Friendship’s the wine of life; but friendship new is neither strong nor pure—Bunko was reading Ernest Young’s Night Thoughts in your bedroom. Reading’s a practice you shared since the early days of your marriage. You smiled endearingly, watched his Adam’s apple move up and down, listened to his solemn baritone reverberate.
Bunko enjoyed your undivided attention.
But that was two earth rotations ago. Tonight he shouts, “Muku! Witch! Get off my back!”
In the ironies of life, the poem was also titled “The Complaint.”
You shriek back, “The Devil himself has a name–it’s Bunko!”
“Look at your hair, like a sprig of a coriander.”
“Yours more like cobwebs on a broom with the face like a shriveled tomato. Not a tomato, too good for you. You’re a shriveled, rotten mango.”
“Just stop Muku, I say!”
“You started, moron!”
Bunko suppresses a choke in his throat, says, “Wish me away, don’t you? Okay! Think I don’t exist. That should do both of us some good!”
Without waiting for a retort, he shuts the door behind him and steps into the unlit lane outside. You imagine him surrounded by monoliths of concrete, swathed in darkness. You think he’s viewing them with regret, some of the apartments housed friends he bantered with, shared the odd drinks with; until they traversed across life and embraced Moksha. You abandon him in your thoughts and unleash your own caged emotions. “Muku? Really?” you soliloquize, repeat the words again and again ambivalent to your surroundings. Two sets of parents seem to approve from ornate frames on the wall. Why, Muku? Wasn’t Markalieka good enough? He said it sounded cute, like the pooch you never allowed him to pet? Did he ever ask if you liked it? No! You’re cocooned in the belief it’s love! You’re together since ages, in the back lanes of Kolkata tugging at each other’s frocks and shirts before you knew it was improper?
Images of togetherness juxtapose with the causticities, distinct like they were yesterday, like edited reels of a cinema.
“And now he calls me a witch?” Your head feels too much of a concoction.
You retire to the veranda, switch off the light and recline on the cane chair.

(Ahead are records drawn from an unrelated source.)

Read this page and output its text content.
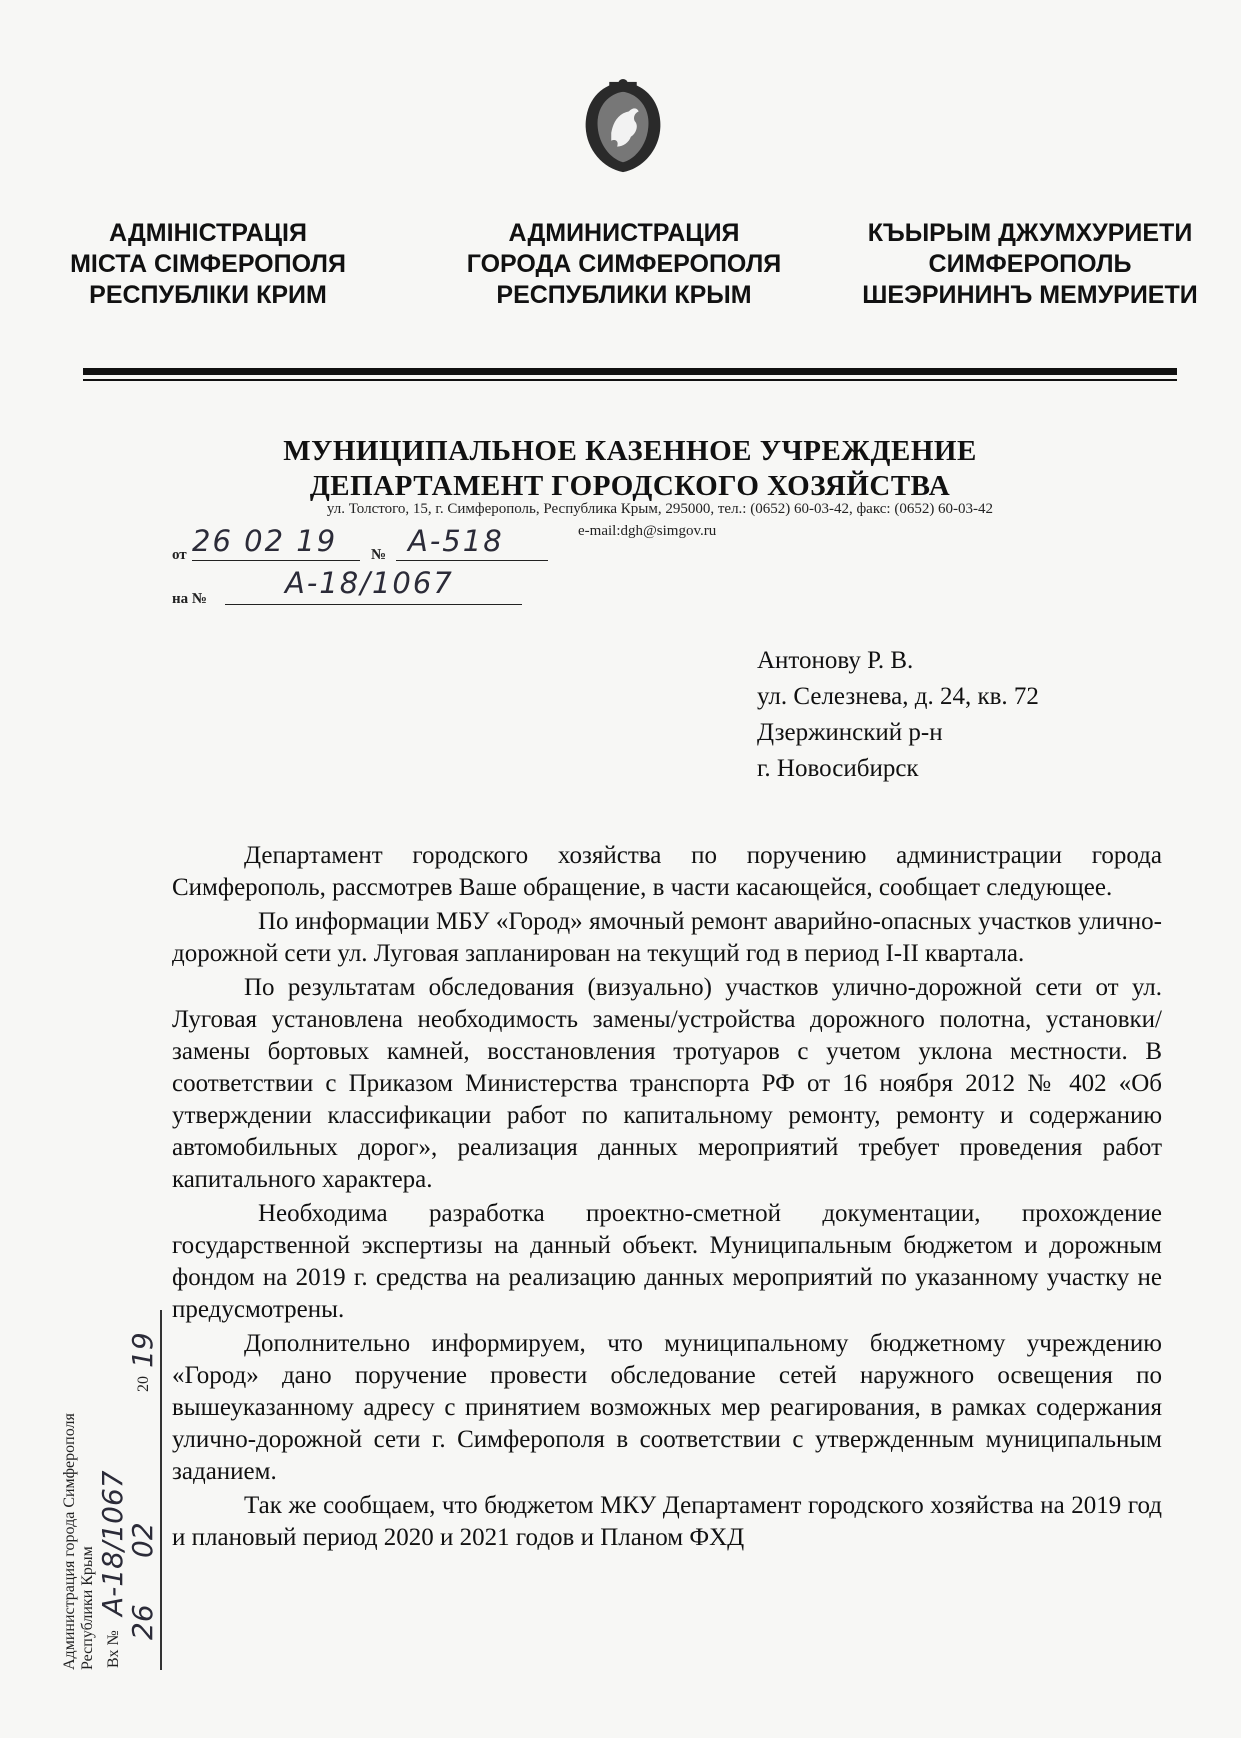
АДМІНІСТРАЦІЯ
МІСТА СІМФЕРОПОЛЯ
РЕСПУБЛІКИ КРИМ
АДМИНИСТРАЦИЯ
ГОРОДА СИМФЕРОПОЛЯ
РЕСПУБЛИКИ КРЫМ
КЪЫРЫМ ДЖУМХУРИЕТИ
СИМФЕРОПОЛЬ
ШЕЭРИНИНЪ МЕМУРИЕТИ
МУНИЦИПАЛЬНОЕ КАЗЕННОЕ УЧРЕЖДЕНИЕ
ДЕПАРТАМЕНТ ГОРОДСКОГО ХОЗЯЙСТВА
ул. Толстого, 15, г. Симферополь, Республика Крым, 295000, тел.: (0652) 60-03-42, факс: (0652) 60-03-42
e-mail:dgh@simgov.ru
от 26 02 19 № А-518
на №	А-18/1067
Антонову Р. В.
ул. Селезнева, д. 24, кв. 72
Дзержинский р-н
г. Новосибирск

Департамент городского хозяйства по поручению администрации города Симферополь, рассмотрев Ваше обращение, в части касающейся, сообщает следующее.

По информации МБУ «Город» ямочный ремонт аварийно-опасных участков улично-дорожной сети ул. Луговая запланирован на текущий год в период I-II квартала.

По результатам обследования (визуально) участков улично-дорожной сети от ул. Луговая установлена необходимость замены/устройства дорожного полотна, установки/замены бортовых камней, восстановления тротуаров с учетом уклона местности. В соответствии с Приказом Министерства транспорта РФ от 16 ноября 2012 № 402 «Об утверждении классификации работ по капитальному ремонту, ремонту и содержанию автомобильных дорог», реализация данных мероприятий требует проведения работ капитального характера.

Необходима разработка проектно-сметной документации, прохождение государственной экспертизы на данный объект. Муниципальным бюджетом и дорожным фондом на 2019 г. средства на реализацию данных мероприятий по указанному участку не предусмотрены.

Дополнительно информируем, что муниципальному бюджетному учреждению «Город» дано поручение провести обследование сетей наружного освещения по вышеуказанному адресу с принятием возможных мер реагирования, в рамках содержания улично-дорожной сети г. Симферополя в соответствии с утвержденным муниципальным заданием.

Так же сообщаем, что бюджетом МКУ Департамент городского хозяйства на 2019 год и плановый период 2020 и 2021 годов и Планом ФХД

Администрация города Симферополя Республики Крым Вх №
А-18/1067
26
02
20
19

You go over the fights, over who is the one making coffee better, who is better at Sudoku, whose day to laundry–anything! Were they not increasing in frequency and length? And these games think I don’t exist, these weren’t a first either. They lingered for days. Morning tea sipped separately, Bunko over the newspaper sprawled on the bed and you on the veranda, Bunko petting his favourite invisible pooch, scratching its imaginary ears just to enrage you; you bringing Nick, the-little-monster-from-next-door, home.
Those periods of utter morbid silence, pauses, rose like fog in your bedroom, swept the veranda, moved around your archaic furniture and enveloped you in deathly frigidness. You gasped for breath until he smiled, touched you.

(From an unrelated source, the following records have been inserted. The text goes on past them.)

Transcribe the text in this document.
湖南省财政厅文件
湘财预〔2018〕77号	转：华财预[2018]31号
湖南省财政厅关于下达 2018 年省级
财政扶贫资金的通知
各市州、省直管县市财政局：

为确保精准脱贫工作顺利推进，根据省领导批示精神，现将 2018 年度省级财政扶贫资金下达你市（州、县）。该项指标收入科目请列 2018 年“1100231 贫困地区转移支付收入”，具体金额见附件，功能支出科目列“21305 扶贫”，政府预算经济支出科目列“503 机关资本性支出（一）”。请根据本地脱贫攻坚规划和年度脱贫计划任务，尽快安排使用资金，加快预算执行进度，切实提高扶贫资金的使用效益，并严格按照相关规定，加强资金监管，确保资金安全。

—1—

The night air carries fragrance that smashes into your olfactory cells. Calendula? Or is it Jasmine? Attuned to the darkness, you hear crickets sing, a faraway pack of strays quarreling, passing cars on the distant street beyond the Library. You watch the sliver of moon dying on the western horizon. Moksha right in the end!
If Bunko didn’t come home tonight? The hand you held, the shoulder you cried on, the friend you’re your truest self with! You listen to the despondency. Your empty apartment.
You imagine Bunko two blocks away from home sitting on a bench in the park. You picture him noticing other forms huddled in the darkness, embracing, kissing, faint voices wafting in the breeze. You imagine Bunko getting up, his aged knees folding involuntarily like rusted picnic chairs. You think he is carrying himself, unsure of direction, but towards home nevertheless, pondering over these patterns of disutility of being. Contemplating unexisting. Without the moroseness, without this collapsing, shriveling body; without picking quarrels with you, by sparing you his own existence–Muku, the girl he was friends with. Muku, the woman, he married. Muku, who cares for him like no other on the planet. Muku, the chronicler of his very life.
You believe he is crying out: No! No! Not yet! And hovering near your doorstep gathering one more time to share his vulnerability with you.
On the other side of the door, you strain your ears to hear the doorbell ring.